Die Zahl internationaler Neuansiedlungen geht zurück

Quelle: Kanton AargauGrafik: mwa

Für die Regierung führt kein Weg vorbei an der Greater Zurich Area

Der Lösungsansatz, den die Aargauer Regierung vorsieht, ist der Beitritt zur Organisation Greater Zurich Area (GZA). Anfang Jahr verkündet, erntete das Vorhaben Kritik von Teilen des bürgerlichen Lagers. «Zu teuer», lautete meistens das Echo. Im September reichte der Regierungsrat, nach Anhörung der Parteien, eine etwas abgespeckte Vorlage beim Kantonsparlament ein: Statt 11,5 Millionen Franken für acht Jahre Mitgliedschaft werden nun 8,5 Millionen für sechs Jahre beantragt. Danach werden die Ergebnisse und die weitere Mitgliedschaft geprüft.

Internationale Unternehmen bewegen sich auf einer Flughöhe, auf der die kantonale Standortförderung alleine nicht mitspielen könne. Im Ausland alleine als «Aargau» aufzutreten, mache wenig Sinn und sei kaum erfolgversprechend, erklärt Dieter Egli. «Da hat SVP-Fraktionschef Pascal Furer recht, wenn er sagt, es bringe nichts, wenn wir ‹im Ausland Aargauerfähnli verteilen›. Wir müssen nicht als Aargau auftreten, sondern eben als Grossraum Zürich, zu dem wir sowieso gehören.»

An der Jahresversammlung der Aargauischen Industrie- und Handelskammer AIHK im Mai bat Dieter Egli ausdrücklich um die Unterstützung der bürgerlichen Parteien und Verbände.
Bild: Severin Bigler

Die GZA habe bereits jahrelang eine Struktur und ein Beziehungsnetz aufgebaut, sei international bei den entscheidenden Akteuren dran. Würde der Aargau selbst etwas aufzubauen versuchen, käme das teurer und wäre weniger effektiv, ist Dieter Egli überzeugt. Aus diesem Grund seien auch Kantone wie Uri, Graubünden und das Tessin bei der GZA. Im Kanton Solothurn hat sich dank der Überzeugungsarbeit der GZA zum Beispiel der US-Pharmakonzern Biogen angesiedelt.

Quelle: Greater Zurich Area LtdGrafik: let

«Uns fehlen mehr mittelgrosse Firmen in den Bereichen High- oder Greentech», sagt Dieter Egli. «Und die Greater Zurich Area will auch uns.» In der Energiebranche, zum Beispiel, könne der Aargau viel bieten. «Wir haben dank unserer geografischen Lage gute Chancen, Firmen, die nicht an der Stadt Zürich interessiert sind, zu uns zu holen.»

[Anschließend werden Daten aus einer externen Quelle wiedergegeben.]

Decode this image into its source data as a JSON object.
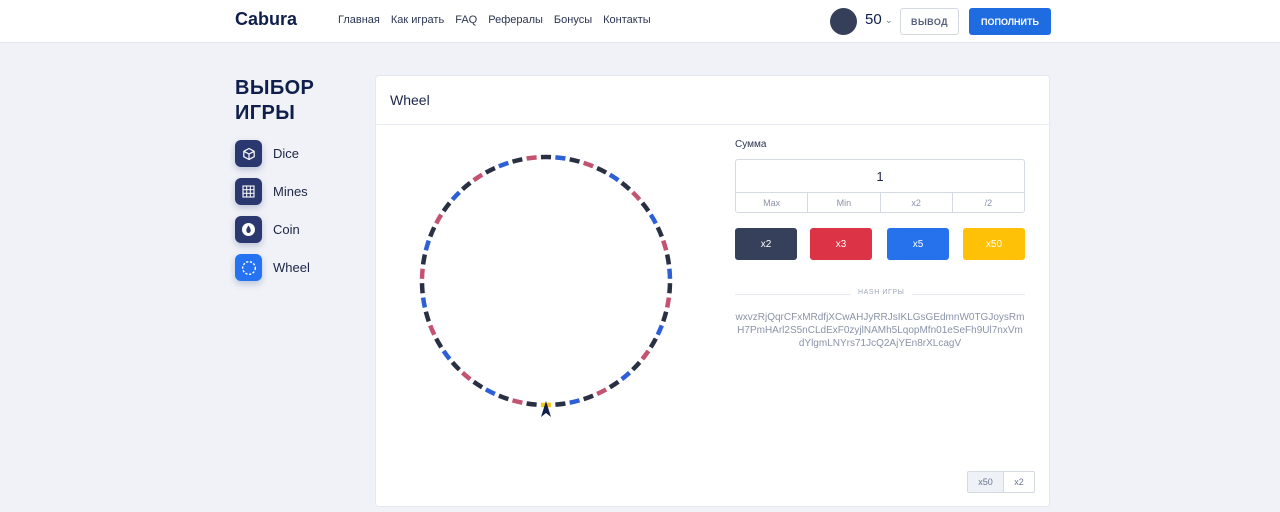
{
  "header": {
    "logo": "Cabura",
    "nav": [
      "Главная",
      "Как играть",
      "FAQ",
      "Рефералы",
      "Бонусы",
      "Контакты"
    ],
    "balance": "50",
    "withdraw_label": "ВЫВОД",
    "deposit_label": "ПОПОЛНИТЬ"
  },
  "sidebar": {
    "title_line1": "ВЫБОР",
    "title_line2": "ИГРЫ",
    "games": [
      {
        "label": "Dice",
        "icon": "cube-icon"
      },
      {
        "label": "Mines",
        "icon": "grid-icon"
      },
      {
        "label": "Coin",
        "icon": "coin-icon"
      },
      {
        "label": "Wheel",
        "icon": "wheel-icon",
        "active": true
      }
    ]
  },
  "game": {
    "title": "Wheel",
    "sum_label": "Сумма",
    "sum_value": "1",
    "sum_buttons": [
      "Max",
      "Min",
      "x2",
      "/2"
    ],
    "bets": [
      {
        "label": "x2",
        "color": "#36405a"
      },
      {
        "label": "x3",
        "color": "#dd3346"
      },
      {
        "label": "x5",
        "color": "#2672ec"
      },
      {
        "label": "x50",
        "color": "#ffc107"
      }
    ],
    "hash_label": "HASH ИГРЫ",
    "hash": "wxvzRjQqrCFxMRdfjXCwAHJyRRJsIKLGsGEdmnW0TGJoysRmH7PmHArl2S5nCLdExF0zyjlNAMh5LqopMfn01eSeFh9Ul7nxVmdYlgmLNYrs71JcQ2AjYEn8rXLcagV",
    "history": [
      "x50",
      "x2"
    ]
  },
  "wheel_colors": {
    "dark": "#2a3044",
    "red": "#c25472",
    "blue": "#2d5fd6",
    "gold": "#f5c518"
  }
}
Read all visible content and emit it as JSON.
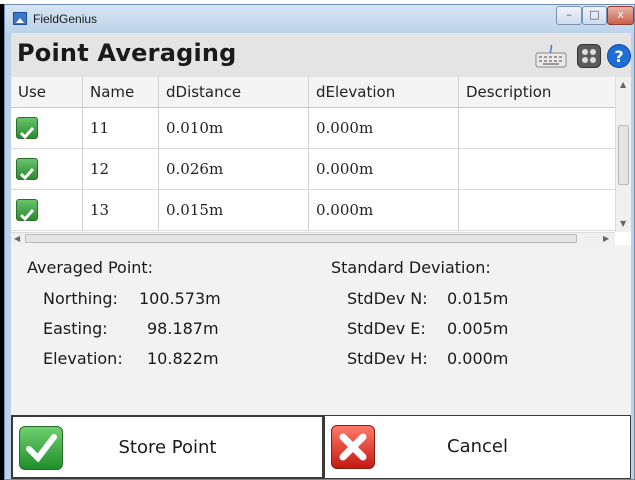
{
  "window": {
    "app_name": "FieldGenius",
    "controls": {
      "minimize": "–",
      "maximize": "□",
      "close": "x"
    }
  },
  "header": {
    "title": "Point Averaging",
    "icons": [
      "keyboard-icon",
      "apps-icon",
      "help-icon"
    ]
  },
  "table": {
    "columns": [
      "Use",
      "Name",
      "dDistance",
      "dElevation",
      "Description"
    ],
    "rows": [
      {
        "use": true,
        "name": "11",
        "ddistance": "0.010m",
        "delevation": "0.000m",
        "description": ""
      },
      {
        "use": true,
        "name": "12",
        "ddistance": "0.026m",
        "delevation": "0.000m",
        "description": ""
      },
      {
        "use": true,
        "name": "13",
        "ddistance": "0.015m",
        "delevation": "0.000m",
        "description": ""
      }
    ]
  },
  "averaged": {
    "heading": "Averaged Point:",
    "northing_label": "Northing:",
    "northing_value": "100.573m",
    "easting_label": "Easting:",
    "easting_value": "98.187m",
    "elevation_label": "Elevation:",
    "elevation_value": "10.822m"
  },
  "stddev": {
    "heading": "Standard Deviation:",
    "n_label": "StdDev N:",
    "n_value": "0.015m",
    "e_label": "StdDev E:",
    "e_value": "0.005m",
    "h_label": "StdDev H:",
    "h_value": "0.000m"
  },
  "actions": {
    "store_label": "Store Point",
    "cancel_label": "Cancel"
  },
  "colors": {
    "accent_green": "#2a8b2d",
    "cancel_red": "#c51a12",
    "header_bg": "#e4e4e4"
  }
}
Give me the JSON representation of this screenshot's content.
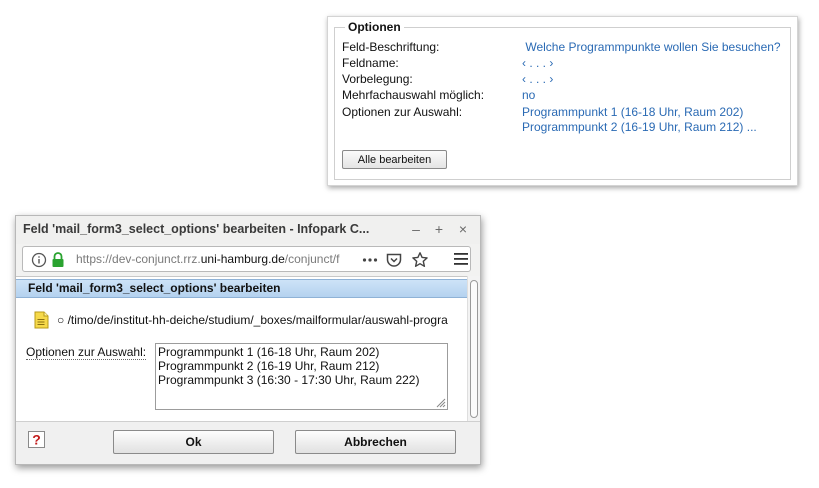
{
  "options_panel": {
    "legend": "Optionen",
    "rows": [
      {
        "label": "Feld-Beschriftung:",
        "value": " Welche Programmpunkte wollen Sie besuchen?"
      },
      {
        "label": "Feldname:",
        "value": "‹ . . . ›"
      },
      {
        "label": "Vorbelegung:",
        "value": "‹ . . . ›"
      },
      {
        "label": "Mehrfachauswahl möglich:",
        "value": "no"
      },
      {
        "label": "Optionen zur Auswahl:",
        "value": "Programmpunkt 1 (16-18 Uhr, Raum 202)",
        "value2": "Programmpunkt 2 (16-19 Uhr, Raum 212) ..."
      }
    ],
    "edit_all_label": "Alle bearbeiten"
  },
  "popup": {
    "window_title": "Feld 'mail_form3_select_options' bearbeiten - Infopark C...",
    "controls": {
      "minimize": "–",
      "maximize": "+",
      "close": "×"
    },
    "url": {
      "prefix": "https://dev-conjunct.rrz.",
      "host": "uni-hamburg.de",
      "suffix": "/conjunct/f"
    },
    "dialog_title": "Feld 'mail_form3_select_options' bearbeiten",
    "path_bullet": "○",
    "path": "/timo/de/institut-hh-deiche/studium/_boxes/mailformular/auswahl-progra",
    "field_label": "Optionen zur Auswahl:",
    "textarea_lines": [
      "Programmpunkt 1 (16-18 Uhr, Raum 202)",
      "Programmpunkt 2 (16-19 Uhr, Raum 212)",
      "Programmpunkt 3 (16:30 - 17:30 Uhr, Raum 222)"
    ],
    "ok_label": "Ok",
    "cancel_label": "Abbrechen",
    "help_glyph": "?"
  },
  "icons": {
    "info": "info-icon",
    "lock": "lock-icon",
    "more": "more-icon",
    "pocket": "pocket-icon",
    "bookmark": "bookmark-star-icon",
    "menu": "hamburger-menu-icon",
    "document": "document-icon",
    "help": "help-icon"
  },
  "colors": {
    "link_blue": "#2a6ab4",
    "dialog_header": "#b4d2ef",
    "lock_green": "#2aa330"
  }
}
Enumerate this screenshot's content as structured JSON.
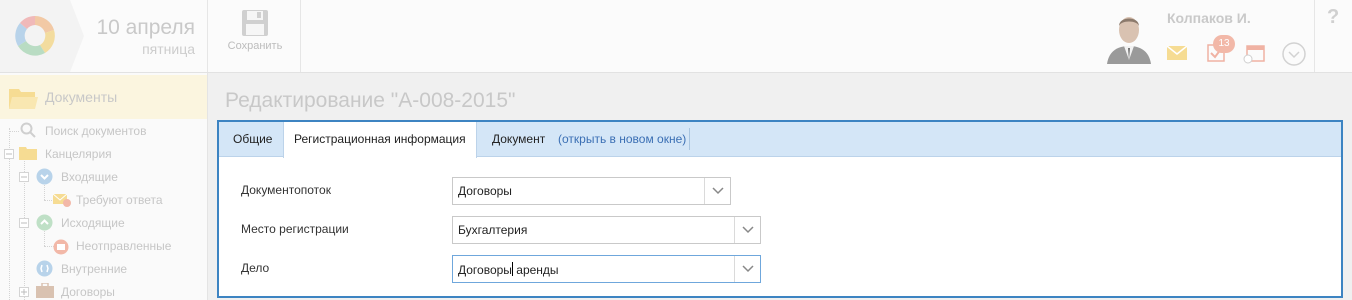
{
  "header": {
    "date_day": "10 апреля",
    "date_weekday": "пятница",
    "save_label": "Сохранить",
    "user_name": "Колпаков И.",
    "tasks_badge": "13",
    "help": "?"
  },
  "sidebar": {
    "title": "Документы",
    "items": [
      {
        "label": "Поиск документов",
        "icon": "search-icon"
      },
      {
        "label": "Канцелярия",
        "icon": "folder-icon"
      },
      {
        "label": "Входящие",
        "icon": "inbox-icon"
      },
      {
        "label": "Требуют ответа",
        "icon": "mail-warning-icon"
      },
      {
        "label": "Исходящие",
        "icon": "outbox-icon"
      },
      {
        "label": "Неотправленные",
        "icon": "mail-unsent-icon"
      },
      {
        "label": "Внутренние",
        "icon": "internal-doc-icon"
      },
      {
        "label": "Договоры",
        "icon": "briefcase-icon"
      }
    ]
  },
  "page": {
    "title": "Редактирование \"А-008-2015\""
  },
  "tabs": [
    {
      "label": "Общие"
    },
    {
      "label": "Регистрационная информация"
    },
    {
      "label": "Документ"
    }
  ],
  "tab_link": "(открыть в новом окне)",
  "form": {
    "docflow_label": "Документопоток",
    "docflow_value": "Договоры",
    "place_label": "Место регистрации",
    "place_value": "Бухгалтерия",
    "case_label": "Дело",
    "case_value_before": "Договоры",
    "case_value_after": " аренды"
  },
  "colors": {
    "accent": "#3d84c2",
    "tab_bar": "#d4e6f7",
    "badge": "#f2b8a8"
  }
}
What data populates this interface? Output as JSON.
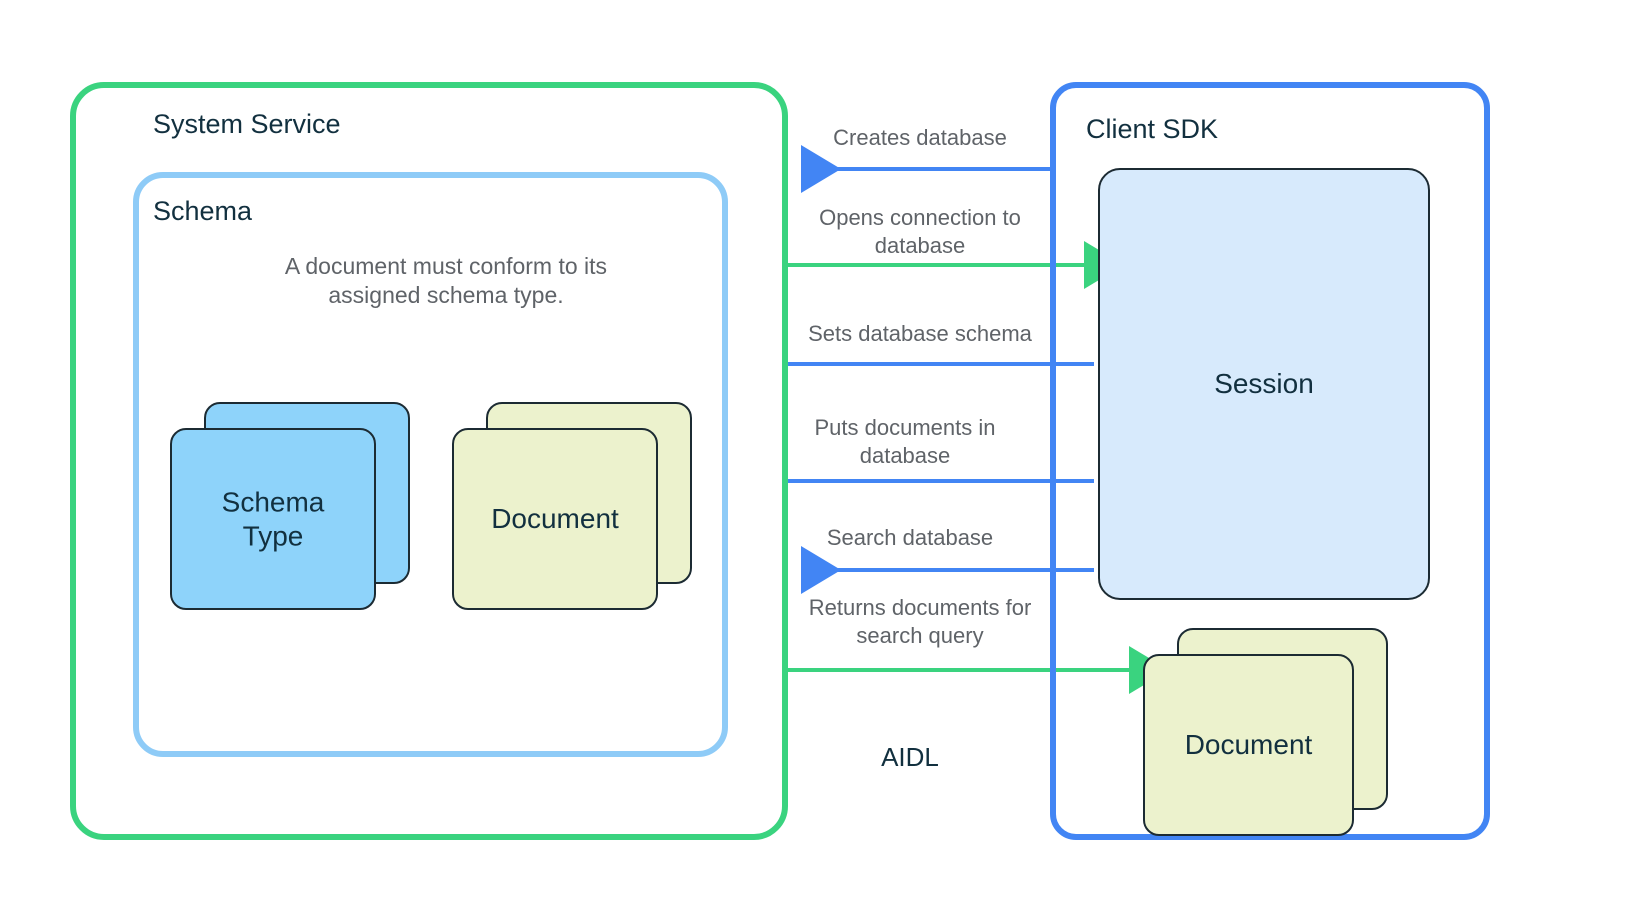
{
  "regions": {
    "system_service": {
      "title": "System Service",
      "border_color": "#3ad37f"
    },
    "schema": {
      "title": "Schema",
      "border_color": "#8ecbf7",
      "note": "A document must conform to its assigned schema type."
    },
    "client_sdk": {
      "title": "Client SDK",
      "border_color": "#4285f4"
    }
  },
  "nodes": {
    "schema_type": {
      "label": "Schema\nType",
      "fill": "#8ed3fa",
      "stacked": true
    },
    "document_schema": {
      "label": "Document",
      "fill": "#ecf2cd",
      "stacked": true
    },
    "session": {
      "label": "Session",
      "fill": "#d7eafc",
      "stacked": false
    },
    "document_client": {
      "label": "Document",
      "fill": "#ecf2cd",
      "stacked": true
    }
  },
  "conform_arrow": {
    "description": "curved arrow from Document to Schema Type",
    "color": "#5f6368"
  },
  "aidl_boundary_label": "AIDL",
  "flows": [
    {
      "label": "Creates database",
      "direction": "right-to-left",
      "color": "#4285f4"
    },
    {
      "label": "Opens connection to database",
      "direction": "left-to-right",
      "color": "#3ad37f"
    },
    {
      "label": "Sets database schema",
      "direction": "right-to-left",
      "color": "#4285f4"
    },
    {
      "label": "Puts documents in database",
      "direction": "right-to-left",
      "color": "#4285f4"
    },
    {
      "label": "Search database",
      "direction": "right-to-left",
      "color": "#4285f4"
    },
    {
      "label": "Returns documents for search query",
      "direction": "left-to-right",
      "color": "#3ad37f"
    }
  ]
}
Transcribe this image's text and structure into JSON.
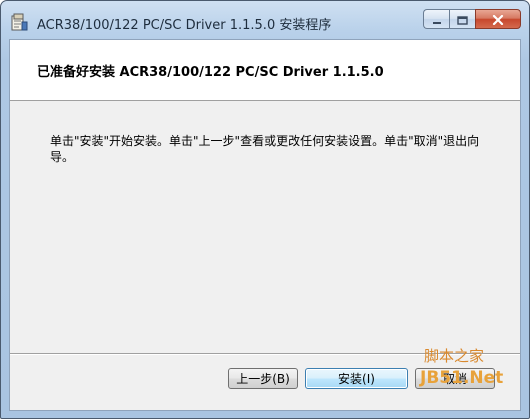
{
  "window": {
    "title": "ACR38/100/122 PC/SC Driver 1.1.5.0 安装程序"
  },
  "banner": {
    "title": "已准备好安装 ACR38/100/122 PC/SC Driver 1.1.5.0"
  },
  "body": {
    "instructions": "单击\"安装\"开始安装。单击\"上一步\"查看或更改任何安装设置。单击\"取消\"退出向导。"
  },
  "buttons": {
    "back": "上一步(B)",
    "install": "安装(I)",
    "cancel": "取消"
  },
  "watermark": {
    "line1": "脚本之家",
    "line2": "JB51.Net"
  },
  "icons": {
    "app": "installer-icon",
    "minimize": "minimize-icon",
    "maximize": "maximize-icon",
    "close": "close-icon"
  }
}
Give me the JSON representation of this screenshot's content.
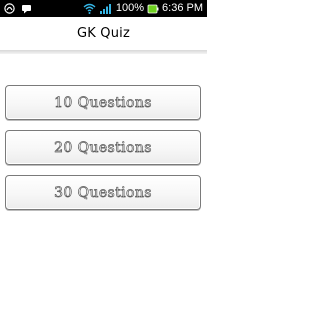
{
  "status_bar": {
    "battery_percent": "100%",
    "time": "6:36 PM",
    "icons": [
      "notification-icon",
      "message-icon",
      "wifi-icon",
      "signal-icon",
      "battery-icon"
    ]
  },
  "app": {
    "title": "GK Quiz"
  },
  "menu": {
    "items": [
      {
        "label": "10 Questions"
      },
      {
        "label": "20 Questions"
      },
      {
        "label": "30 Questions"
      }
    ]
  },
  "colors": {
    "status_bar_bg": "#000000",
    "background": "#ffffff",
    "button_border": "#7a7a7a",
    "label_outline": "#5e5e5e",
    "battery_green": "#6ed11f"
  }
}
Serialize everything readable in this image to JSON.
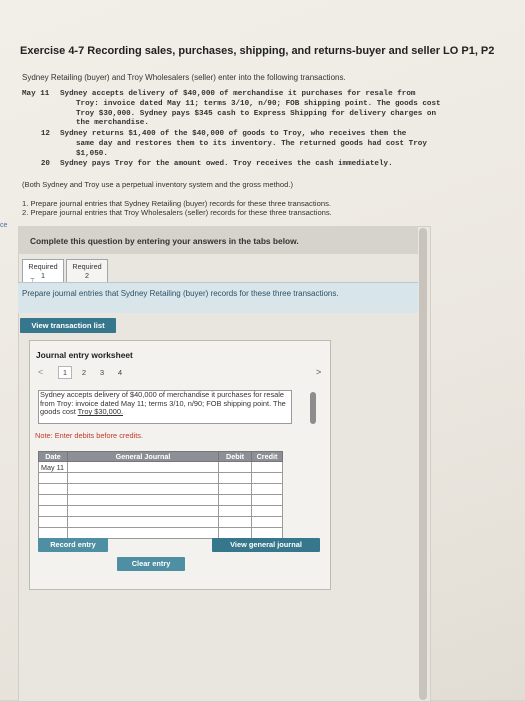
{
  "exercise": {
    "title": "Exercise 4-7 Recording sales, purchases, shipping, and returns-buyer and seller LO P1, P2",
    "intro": "Sydney Retailing (buyer) and Troy Wholesalers (seller) enter into the following transactions.",
    "transactions": [
      {
        "date": "May 11",
        "lines": [
          "Sydney accepts delivery of $40,000 of merchandise it purchases for resale from",
          "Troy: invoice dated May 11; terms 3/10, n/90; FOB shipping point. The goods cost",
          "Troy $30,000. Sydney pays $345 cash to Express Shipping for delivery charges on",
          "the merchandise."
        ]
      },
      {
        "date": "12",
        "lines": [
          "Sydney returns $1,400 of the $40,000 of goods to Troy, who receives them the",
          "same day and restores them to its inventory. The returned goods had cost Troy",
          "$1,050."
        ]
      },
      {
        "date": "20",
        "lines": [
          "Sydney pays Troy for the amount owed. Troy receives the cash immediately."
        ]
      }
    ],
    "note": "(Both Sydney and Troy use a perpetual inventory system and the gross method.)",
    "requirements": [
      "1. Prepare journal entries that Sydney Retailing (buyer) records for these three transactions.",
      "2. Prepare journal entries that Troy Wholesalers (seller) records for these three transactions."
    ],
    "side_label": "ce"
  },
  "question": {
    "instruction": "Complete this question by entering your answers in the tabs below.",
    "tabs": [
      {
        "line1": "Required",
        "line2": "1",
        "active": true
      },
      {
        "line1": "Required",
        "line2": "2",
        "active": false
      }
    ],
    "prompt": "Prepare journal entries that Sydney Retailing (buyer) records for these three transactions.",
    "view_transaction_list": "View transaction list"
  },
  "worksheet": {
    "title": "Journal entry worksheet",
    "prev": "<",
    "next": ">",
    "pages": [
      "1",
      "2",
      "3",
      "4"
    ],
    "active_page": 1,
    "description": "Sydney accepts delivery of $40,000 of merchandise it purchases for resale from Troy: invoice dated May 11; terms 3/10, n/90; FOB shipping point. The goods cost",
    "description_underlined": "Troy $30,000.",
    "note": "Note: Enter debits before credits.",
    "columns": {
      "date": "Date",
      "general_journal": "General Journal",
      "debit": "Debit",
      "credit": "Credit"
    },
    "rows": [
      {
        "date": "May 11",
        "account": "",
        "debit": "",
        "credit": ""
      },
      {
        "date": "",
        "account": "",
        "debit": "",
        "credit": ""
      },
      {
        "date": "",
        "account": "",
        "debit": "",
        "credit": ""
      },
      {
        "date": "",
        "account": "",
        "debit": "",
        "credit": ""
      },
      {
        "date": "",
        "account": "",
        "debit": "",
        "credit": ""
      },
      {
        "date": "",
        "account": "",
        "debit": "",
        "credit": ""
      },
      {
        "date": "",
        "account": "",
        "debit": "",
        "credit": ""
      }
    ],
    "record_entry": "Record entry",
    "clear_entry": "Clear entry",
    "view_general_journal": "View general journal"
  }
}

Es geht eben nicht um Aargauerfähnli, sagt der Aargauer Landammann Dieter Egli.
Bild: Raphaël Dupain

Der Regierungsrat geht «bei einer konservativen Berechnung» davon aus, dass die Ausgaben für die GZA dank der Neuansiedlungen in bis zu fünf Jahren amortisiert sein werden.

Dieter Egli (Dritter von links) besucht alle zwei Monate eine Firma im Aargau, wie hier 2023 Accelleron in Baden.